[libvirt] [PATCH] qemu: Restore lost shutdown reason

Thu Nov 1 14:24:21 UTC 2018

On 10/22/18 3:36 AM, Nikolay Shirokovskiy wrote:
> 
> 
> On 18.10.2018 18:28, John Ferlan wrote:
>> When qemuProcessReconnectHelper was introduced (commit d38897a5d)
>> reconnection failure used VIR_DOMAIN_SHUTOFF_FAILED; however, that
>> was changed in commit bda2f17d to either VIR_DOMAIN_SHUTOFF_CRASHED
>> or VIR_DOMAIN_SHUTOFF_UNKNOWN.
>>
>> When QEMU_CAPS_NO_SHUTDOWN checking was removed in commit fe35b1ad6
>> the conditional state was just left at VIR_DOMAIN_SHUTOFF_CRASHED.
>>
>> Restore the logic adjustment using the same conditions as command
>> line building and alter the comment to describe the reasoning.
>>
>> Signed-off-by: John Ferlan <jferlan at redhat.com>
>> ---
>>
>>  This was "discovered" while reviewing Nikolay's patch related
>>  to adding "DAEMON" as the shutdown reason:
>>
>> https://www.redhat.com/archives/libvir-list/2018-October/msg00493.html
>>
>>  While working through the iterations of that - figured I'd at
>>  least post this.
>>
>>
>>  src/qemu/qemu_process.c | 15 ++++++++++-----
>>  1 file changed, 10 insertions(+), 5 deletions(-)
>>
>> diff --git a/src/qemu/qemu_process.c b/src/qemu/qemu_process.c
>> index 3955eda17c..4a39111d51 100644
>> --- a/src/qemu/qemu_process.c
>> +++ b/src/qemu/qemu_process.c
>> @@ -7985,11 +7985,16 @@ qemuProcessReconnect(void *opaque)
>>      if (virDomainObjIsActive(obj)) {
>>          /* We can't get the monitor back, so must kill the VM
>>           * to remove danger of it ending up running twice if
>> -         * user tries to start it again later
>> -         * If we couldn't get the monitor since QEMU supports
>> -         * no-shutdown, we can safely say that the domain
>> -         * crashed ... */
>> -        state = VIR_DOMAIN_SHUTOFF_CRASHED;
>> +         * user tries to start it again later.
>> +         *
>> +         * If we cannot get to the monitor when the QEMU command
>> +         * line used -no-shutdown, then we can safely say that the
>> +         * domain crashed; otherwise we don't really know. */
>> +        if (priv->monJSON && priv->allowReboot == VIR_TRISTATE_BOOL_YES)
>> +            state = VIR_DOMAIN_SHUTOFF_CRASHED;
>> +        else
>> +            state = VIR_DOMAIN_SHUTOFF_UNKNOWN;
>> +
>>          /* If BeginJob failed, we jumped here without a job, let's hope another
>>           * thread didn't have a chance to start playing with the domain yet
>>           * (it's all we can do anyway).
>>
> 
> This is reasonable but not complete. This is only applied to case when we do connect(2)

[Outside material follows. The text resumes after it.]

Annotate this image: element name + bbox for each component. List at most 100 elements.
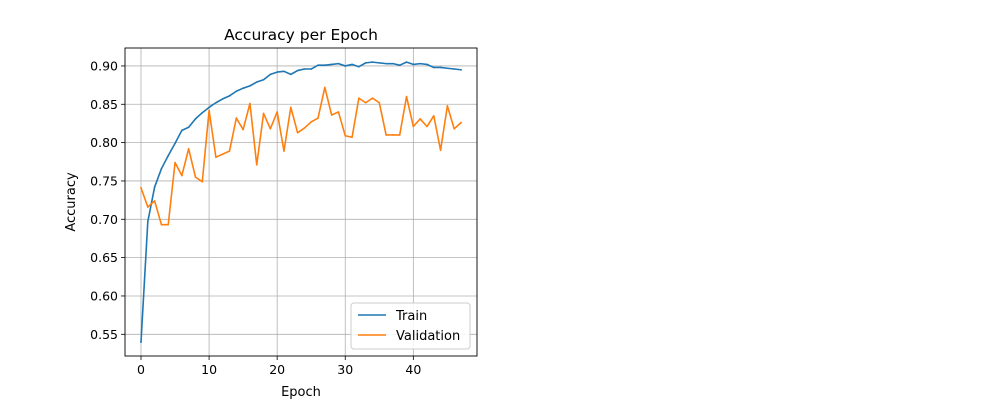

I understand your point; however, the goal of this patch wasn't to fix
the various other failure scenarios/reasons. It was to merely restore
the lost UNKNOWN reason in the event that either priv->monJSON == false
(unlikely) or priv->allowReboot != VIR_TRISTATE_BOOL_YES (possible).

Rather than copy-pasta, I'll create qemuDomainIsUsingNoShutdown(priv)
which will perform the condition checks for both command line generation
and reconnection failure paths.

If that's not desirable, then that's fine. I won't spend more cycles on
this.

John

> to qemu and it is failed with ECONNREFUSED which means qemu process does not exists
> (in which case it is either crashed if was configured with -no-shutdown or terminated
> for unknown reason) or just closed monitor connection (in this case we are going
> to terminate it by ourselves).
> 
> But there are other cases. For example we can jump to error path even before connect(2)
> or after successfull connect. See discussion of such cases in [1].
> 
> [1] https://www.redhat.com/archives/libvir-list/2018-October/msg01031.html
> 
> Nikolay
>